Mais tarde, D. Luísa, mais tarde — acudiu com prudência o Conselheiro. — por agora é conveniente evitar toda a comoção forte. As lágrimas que não deixaria de derramar, conheço o seu bom coração, podiam produzir uma recaída. Não é verdade, amigo Julião?
—
Decerto, Conselheiro, decerto. Eu também quero ir. Quero convencer-me pelos meus olhos..
Mas o ruído de uma carruagem, lançada a trote largo, que parou à porta, interrompeu-o. A campainha retiniu fortemente.
—
Aposto que é o autor! — exclamou ele.
E quase imediatamente a figura radiante de Ernestinho, de casaca, precipitou-se na sala; ergueram-se com ruído, abraçaram-no: mil parabéns! Mil parabéns!
E a voz do Conselheiro, dominando as outras:
—
Bem-vindo o festejado autor! Bem-vindo!
Ernesto sufocava de júbilo. Tinha um sorriso imobilizado; as asas do nariz dilatavam-se-lhe, como para respirar os incensos; trazia o peito alto, enfunado de orgulho; e movia a cabeça, sem cessar, como num agradecimento instintivo a multidões aplaudidoras.
—
Aqui estou! Aqui estou! — disse.
Sentou-se ofegante; e, com um modo amável de Deus, bom rapaz, declarou que os últimos ensaios de apuro não lhe tinham deixado um momento para vir ver a prima Luísa. Tinha tido naquela noite um instante do seu, mas devia voltar às dez horas para o teatro: até nem mandara a tipoia embora. .
Contou então largamente o triunfo. Ao princípio tivera "grandes cólicas".

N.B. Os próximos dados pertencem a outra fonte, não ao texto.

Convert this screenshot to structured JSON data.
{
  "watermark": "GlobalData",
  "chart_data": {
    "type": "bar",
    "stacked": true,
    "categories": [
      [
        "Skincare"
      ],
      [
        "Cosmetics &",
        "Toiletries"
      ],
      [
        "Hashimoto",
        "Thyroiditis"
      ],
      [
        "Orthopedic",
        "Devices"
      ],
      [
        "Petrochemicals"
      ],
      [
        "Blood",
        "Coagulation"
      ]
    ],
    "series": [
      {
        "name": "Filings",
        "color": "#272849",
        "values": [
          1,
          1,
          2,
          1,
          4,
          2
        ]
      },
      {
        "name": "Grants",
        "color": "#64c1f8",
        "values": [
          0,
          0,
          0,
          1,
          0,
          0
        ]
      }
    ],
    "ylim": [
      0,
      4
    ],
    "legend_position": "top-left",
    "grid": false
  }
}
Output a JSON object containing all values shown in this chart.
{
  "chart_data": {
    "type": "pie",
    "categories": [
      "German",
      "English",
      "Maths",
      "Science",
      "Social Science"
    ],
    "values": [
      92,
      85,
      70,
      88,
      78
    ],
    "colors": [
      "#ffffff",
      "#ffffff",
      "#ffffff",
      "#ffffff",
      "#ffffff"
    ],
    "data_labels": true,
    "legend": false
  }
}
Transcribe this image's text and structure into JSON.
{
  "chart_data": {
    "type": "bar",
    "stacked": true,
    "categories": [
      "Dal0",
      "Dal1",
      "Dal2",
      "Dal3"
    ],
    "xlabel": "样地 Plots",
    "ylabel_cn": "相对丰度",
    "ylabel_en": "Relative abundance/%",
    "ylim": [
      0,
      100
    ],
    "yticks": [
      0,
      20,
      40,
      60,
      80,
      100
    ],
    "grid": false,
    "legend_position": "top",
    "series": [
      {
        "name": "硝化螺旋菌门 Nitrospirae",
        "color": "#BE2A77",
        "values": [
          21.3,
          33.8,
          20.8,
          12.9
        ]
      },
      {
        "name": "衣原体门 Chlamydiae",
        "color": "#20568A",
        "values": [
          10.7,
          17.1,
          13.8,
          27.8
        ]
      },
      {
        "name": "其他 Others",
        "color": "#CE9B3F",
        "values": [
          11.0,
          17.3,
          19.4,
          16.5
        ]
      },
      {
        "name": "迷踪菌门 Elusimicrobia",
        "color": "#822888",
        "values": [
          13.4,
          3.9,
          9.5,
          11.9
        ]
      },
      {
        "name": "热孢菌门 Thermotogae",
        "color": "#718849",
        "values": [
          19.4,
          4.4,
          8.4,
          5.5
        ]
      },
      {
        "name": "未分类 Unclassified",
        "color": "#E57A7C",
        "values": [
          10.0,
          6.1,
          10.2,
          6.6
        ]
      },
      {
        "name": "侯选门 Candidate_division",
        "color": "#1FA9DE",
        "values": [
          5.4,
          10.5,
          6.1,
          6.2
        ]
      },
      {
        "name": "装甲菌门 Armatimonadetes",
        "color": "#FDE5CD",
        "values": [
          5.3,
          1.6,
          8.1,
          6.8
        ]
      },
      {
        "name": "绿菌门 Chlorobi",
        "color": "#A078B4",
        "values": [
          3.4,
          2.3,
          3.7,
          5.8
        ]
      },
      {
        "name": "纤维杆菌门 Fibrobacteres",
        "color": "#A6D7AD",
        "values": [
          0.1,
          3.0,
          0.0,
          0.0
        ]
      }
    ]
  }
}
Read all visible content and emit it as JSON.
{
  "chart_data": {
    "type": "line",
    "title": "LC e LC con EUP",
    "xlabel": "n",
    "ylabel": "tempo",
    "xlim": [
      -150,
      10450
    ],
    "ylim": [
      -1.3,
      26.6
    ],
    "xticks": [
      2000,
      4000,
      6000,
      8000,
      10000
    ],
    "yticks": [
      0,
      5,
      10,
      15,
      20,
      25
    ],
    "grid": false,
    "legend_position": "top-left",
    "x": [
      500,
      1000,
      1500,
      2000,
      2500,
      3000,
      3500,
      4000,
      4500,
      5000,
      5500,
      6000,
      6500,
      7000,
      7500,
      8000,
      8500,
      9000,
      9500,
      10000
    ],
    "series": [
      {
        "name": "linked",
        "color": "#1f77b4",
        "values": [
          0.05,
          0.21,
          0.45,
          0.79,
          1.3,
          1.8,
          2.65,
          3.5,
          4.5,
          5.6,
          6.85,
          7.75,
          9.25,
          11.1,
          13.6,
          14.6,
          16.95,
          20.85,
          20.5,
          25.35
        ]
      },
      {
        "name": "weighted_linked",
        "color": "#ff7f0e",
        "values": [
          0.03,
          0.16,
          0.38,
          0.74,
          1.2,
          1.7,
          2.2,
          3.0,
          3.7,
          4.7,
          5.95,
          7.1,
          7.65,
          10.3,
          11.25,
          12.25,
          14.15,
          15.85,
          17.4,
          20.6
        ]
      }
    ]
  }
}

Todos as tinham, os mais acostumados, os mais ilustres! Mas apenas o
Campos disse o monólogo do primeiro acto — "e como o disse!" tinham de ver, uma coisa sublime — os aplausos romperam. Tinha agradado tudo. No fim era um barulho, gritos pelo autor, salvas de palmas... Ele viera ao palco, arrastado; não queria, mas obrigaram-no, a Jesuína por um lado, a Maria Adelaide por outro! Um delírio! O Saavedra do Século tinha-lhe dito: "o amigo é o nosso Shakespeare!" O Bastos da Verdade tinha afirmado: "és o nosso Scribe!" Houve uma ceia. E tinham-lhe dado uma coroa.
—
E serve-lhe? — acudiu Julião.
—
Perfeitamente; um bocadinho larga. .
O Conselheiro disse com autoridade:
—
Os grandes autores, o famigerado Tasso, o nosso Camões são sempre representados com as suas respetivas coroas.
—
É o que eu lhe aconselho, Sr. Ledesma — acudiu Julião, erguendo-se e batendo-lhe no ombro —, é que se faça retratar de coroa!..
Riram.
E Ernestinho, um pouco despeitado, desdobrando o seu lenço perfumado:
—
O Sr. Zuzarte não dispensa o seu epigramazinho...
—
É a prova da glória, meu amigo. Nos triunfos dos generais vitoriosos, em Roma, havia um bobo no préstito!
—
Eu não sei! — disse Luísa muito risonha. — É uma honra para a família!. .
Jorge concordou. Passeava pela sala fumando; e disse que gozava tanto a coroa, como se tivesse direito a usá-la. .
E Ernestinho voltando-se logo para ele:
—
Sabes que lhe perdoei, primo Jorge? Perdoei à esposa. .
—
Como Cristo...
—
Como Cristo — confirmou o Ernestinho, com satisfação.
D. Felicidade aprovou logo:
—
Fez muito bem! Até é mais moral!
—
O Jorge é que queria que eu desse cabo dela — disse Ernestinho, rindo tolamente. — Não se lembra, naquela noite. .
—
Sim, sim — fez Jorge, rindo também, nervosamente.